И она унесла младенца в соседнюю комнату, захватив бутылку с водкой и пеленки.

Новые схватки, но гораздо более слабые, вывели Луизу из оцепенения. Это были последние боли при разрешении от бремени. Пока доктор помогал выйти последу, таща его за пуповину, акушерка приподняла Луизу, чтобы сменить белье, которое снова намокло от сильного кровотечения. Потом вдвоем они уложили ее, обмыли ноги, обернули, их простыней, забинтовали живот широким куском холста. Доктор все еще опасался нового кровотечения, хотя и убедился, что последа внутри не осталось, а потеря крови была более или менее нормальной. Послед и оболочки вышли полностью, но слабость роженицы, — она вся была в холодном поту, — внушала ему тревогу. Луиза уже не двигалась, она лежала бледная, как воск, накрытая простыней до подбородка и словно придавленная одеялами, которые совсем не грели ее.

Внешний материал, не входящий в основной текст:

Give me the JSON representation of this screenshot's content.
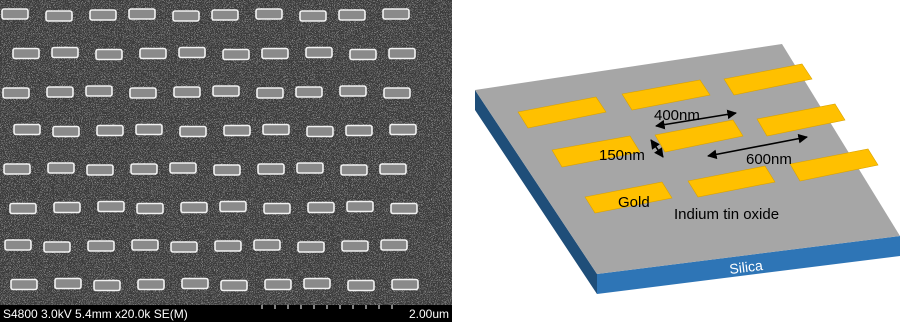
{
  "sem_image": {
    "info_bar": "S4800 3.0kV 5.4mm x20.0k SE(M)",
    "scale_label": "2.00um",
    "grid": {
      "rows": 8,
      "columns": 10
    }
  },
  "schematic": {
    "labels": {
      "length": "400nm",
      "width": "150nm",
      "spacing": "600nm",
      "particle": "Gold",
      "layer": "Indium tin oxide",
      "substrate": "Silica"
    },
    "colors": {
      "gold": "#ffc000",
      "gold_edge": "#d9a200",
      "top_surface": "#a6a6a6",
      "front_face": "#2e75b6",
      "side_face": "#1f4e79",
      "arrow": "#000000"
    }
  }
}
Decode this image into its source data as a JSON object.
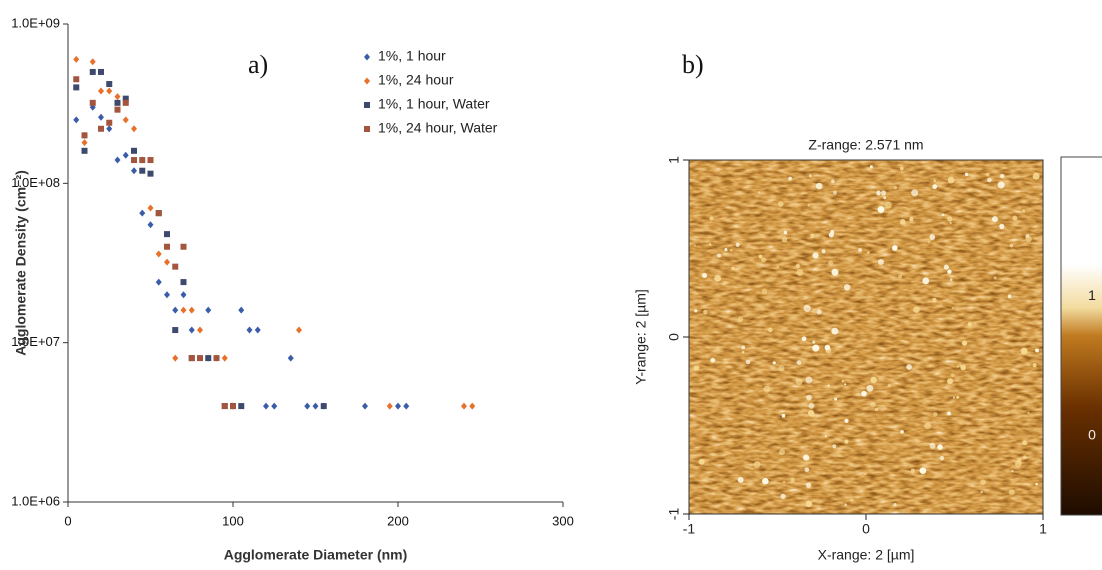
{
  "chart_data": [
    {
      "type": "scatter",
      "annotation": "a)",
      "x_label": "Agglomerate Diameter (nm)",
      "y_label": "Agglomerate Density (cm⁻²)",
      "xlim": [
        0,
        300
      ],
      "xticks": [
        0,
        100,
        200,
        300
      ],
      "ylim": [
        1000000,
        1000000000
      ],
      "log_y": true,
      "yticks": [
        {
          "value": 1000000,
          "label": "1.0E+06"
        },
        {
          "value": 10000000,
          "label": "1.0E+07"
        },
        {
          "value": 100000000,
          "label": "1.0E+08"
        },
        {
          "value": 1000000000,
          "label": "1.0E+09"
        }
      ],
      "legend": "upper right",
      "series": [
        {
          "name": "1%, 1 hour",
          "color": "#3b5ca8",
          "marker": "diamond",
          "x": [
            5,
            10,
            15,
            20,
            25,
            30,
            35,
            40,
            45,
            50,
            55,
            60,
            65,
            70,
            75,
            85,
            100,
            105,
            110,
            115,
            120,
            125,
            135,
            145,
            150,
            155,
            180,
            200,
            205
          ],
          "values": [
            250000000,
            200000000,
            300000000,
            260000000,
            220000000,
            140000000,
            150000000,
            120000000,
            65000000,
            55000000,
            24000000,
            20000000,
            16000000,
            20000000,
            12000000,
            16000000,
            4000000,
            16000000,
            12000000,
            12000000,
            4000000,
            4000000,
            8000000,
            4000000,
            4000000,
            4000000,
            4000000,
            4000000,
            4000000
          ]
        },
        {
          "name": "1%, 24 hour",
          "color": "#e8702a",
          "marker": "diamond",
          "x": [
            5,
            10,
            15,
            20,
            25,
            30,
            35,
            40,
            45,
            50,
            55,
            60,
            65,
            70,
            75,
            80,
            85,
            90,
            95,
            100,
            140,
            195,
            240,
            245
          ],
          "values": [
            600000000,
            180000000,
            580000000,
            380000000,
            380000000,
            350000000,
            250000000,
            220000000,
            140000000,
            70000000,
            36000000,
            32000000,
            8000000,
            16000000,
            16000000,
            12000000,
            8000000,
            8000000,
            8000000,
            4000000,
            12000000,
            4000000,
            4000000,
            4000000
          ]
        },
        {
          "name": "1%, 1 hour, Water",
          "color": "#3d4a6e",
          "marker": "square",
          "x": [
            5,
            10,
            15,
            20,
            25,
            30,
            35,
            40,
            45,
            50,
            55,
            60,
            65,
            70,
            75,
            85,
            95,
            100,
            105,
            155
          ],
          "values": [
            400000000,
            160000000,
            500000000,
            500000000,
            420000000,
            320000000,
            340000000,
            160000000,
            120000000,
            115000000,
            65000000,
            48000000,
            12000000,
            24000000,
            8000000,
            8000000,
            4000000,
            4000000,
            4000000,
            4000000
          ]
        },
        {
          "name": "1%, 24 hour, Water",
          "color": "#a3563d",
          "marker": "square",
          "x": [
            5,
            10,
            15,
            20,
            25,
            30,
            35,
            40,
            45,
            50,
            55,
            60,
            65,
            70,
            75,
            80,
            90,
            95,
            100
          ],
          "values": [
            450000000,
            200000000,
            320000000,
            220000000,
            240000000,
            290000000,
            320000000,
            140000000,
            140000000,
            140000000,
            65000000,
            40000000,
            30000000,
            40000000,
            8000000,
            8000000,
            8000000,
            4000000,
            4000000
          ]
        }
      ]
    },
    {
      "type": "image",
      "annotation": "b)",
      "title": "Z-range:  2.571 nm",
      "x_label": "X-range: 2 [µm]",
      "y_label": "Y-range: 2 [µm]",
      "xlim": [
        -1,
        1
      ],
      "xticks": [
        -1,
        0,
        1
      ],
      "ylim": [
        -1,
        1
      ],
      "yticks": [
        -1,
        0,
        1
      ],
      "colorbar_lim": [
        -0.57,
        2
      ],
      "colorbar_ticks": [
        0,
        1
      ]
    }
  ]
}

— Останьтесь, — сказал акушерке доктор, следя за пульсом Луизы. — Я тоже не уеду, пока окончательно не успокоюсь на ее счет.

А по другую сторону коридора, в бывшей комнате г-жи Шанто Полина боролась с усиливающимся удушьем маленького жалкого существа, которое она принесла сюда. Она положила его на кресло перед пылающим камином и, стоя на коленях, обмакивала тряпку в блюдце с водкой и непрерывно растирала его с упорством, с надеждой, не чувствуя даже судороги, которая начала сводить ей руку. Младенец был такой тщедушный, такой хрупкий и жалкий, что она больше всего боялась погубить его, если будет растирать слишком сильно. Поэтому ее движения вверх и вниз походили на нежнейшую ласку, на прикосновение птичьего крыла. Она осторожно поворачивала новорожденного, пытаясь разбудить жизнь в каждом суставе этого крохотного тельца. Но он по-прежнему был недвижим. Хотя от растирания грудь его потеплела, она оставалась впалой, дыхания не было. Напротив, казалось, ребенок еще больше посинел.